When asked if “the world would be a better place if men thought more like women,” 66% of those surveyed agreed (including 63% of men and an overwhelming 79% of Japanese men). Nearly three-fourths also agreed that “women are more patient and able to plan for the future.”

Perhaps even politicians are getting the memo. Gerzema says he and D’Antonio studied two countries in crisis: Japan and Iceland. In the midst of the crises in each country, Gerzema says that the leaders adopted feminine-style traits to alleviate the crises. “In Iceland, there was an emphasis on consensus-building, collaboration and inclusivity,” he said. “They actually crowdsourced a new constitution.”

Gerzema says his study does not suggest men are irrelevant in modern business. On the contrary, men are still strong, effective leaders. But today’s most successful men, he suggests, are ones who can adopt the softer skills needed to create a more team-oriented approach. “It’s less about women and more about the ways of women that any of us can possess,” he said.

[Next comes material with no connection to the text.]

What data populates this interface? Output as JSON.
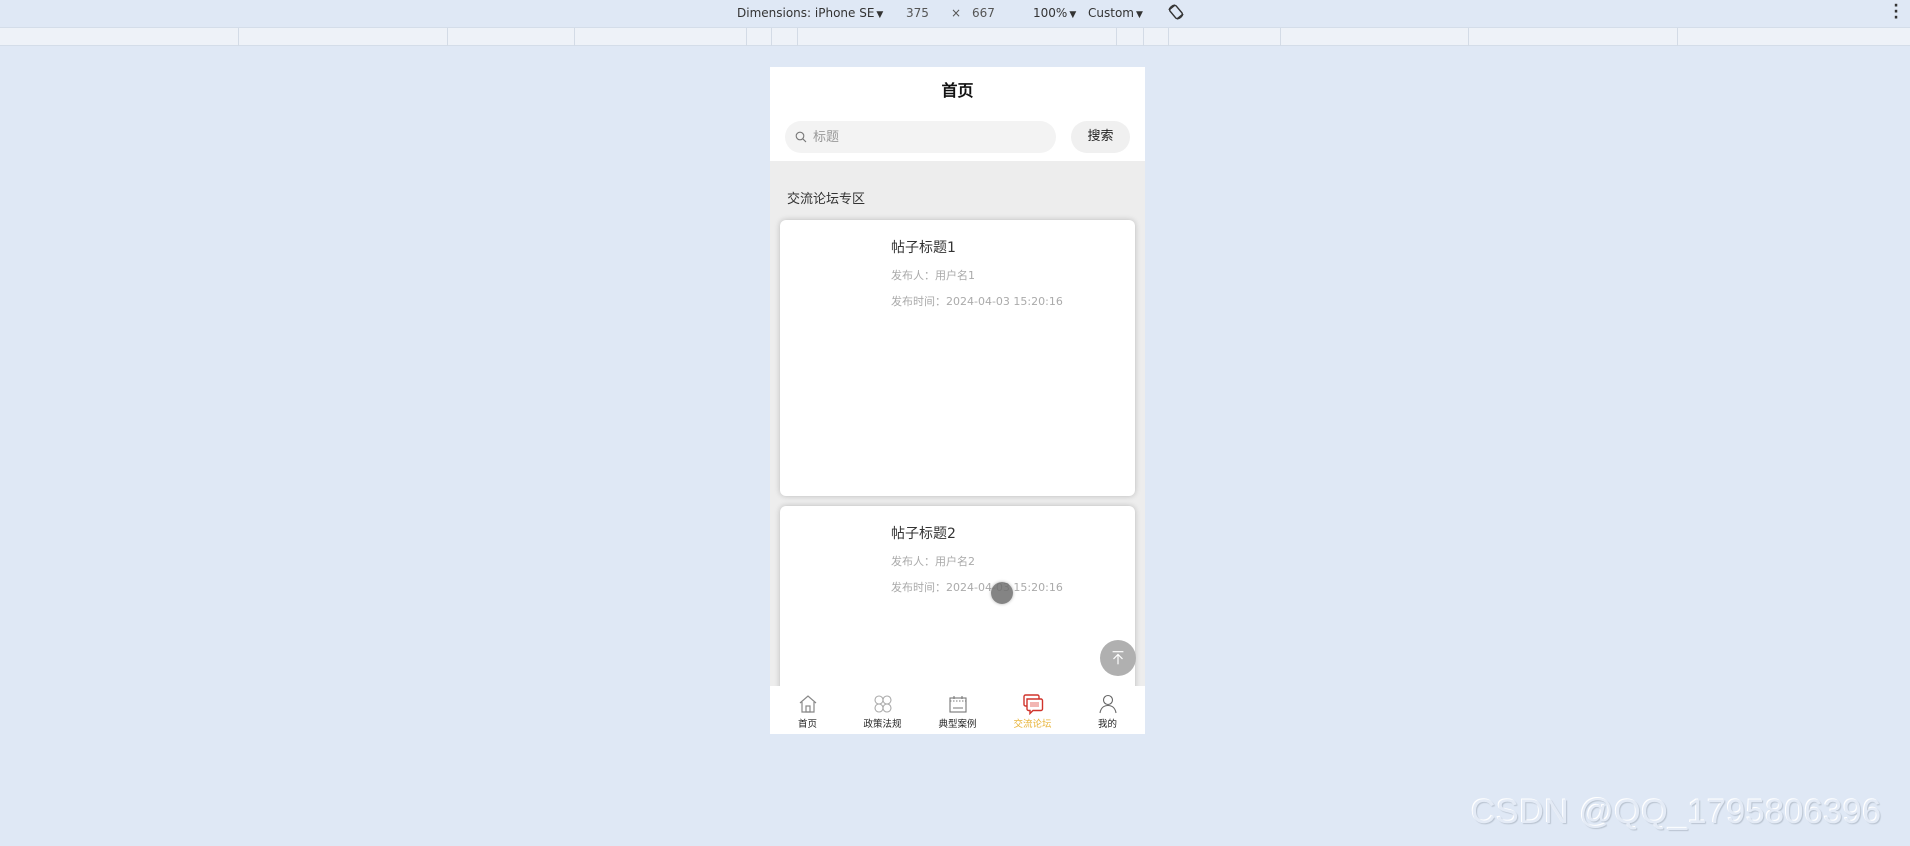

As evidenced in the example of Iceland’s leader adopting a more collaborative approach, good leaders of any gender can possess qualities that move companies (and countries) forward, Gerzema says. “They are things we can learn and we can apply.”

Ochenkowski echoes Gerzema’s sentiments. As companies become more global, she says, there needs to be a greater acceptance of cultural differences and operational differences. What distinguishes those companies that are performing well in that environment, she says, are the feminine traits such as empathy. “If those traits are fostered at the top, they will intrinsically lead to greater opportunities for anyone who displays those particular qualities,” said Ochenkowski.

That women are making such an impact on corporate success is of little surprise to those quoted here. They know that women have unique gifts to bring to business and risk management. They know first hand that, at those companies where men have learned to drop what Luthi calls the “old-school, hierarchical structure” and apply a more collaborative and empathetic approach, business growth is inevitable.
Lori Widmer is a Philadelphia-based freelance writer and editor who specializes in risk management and insurance.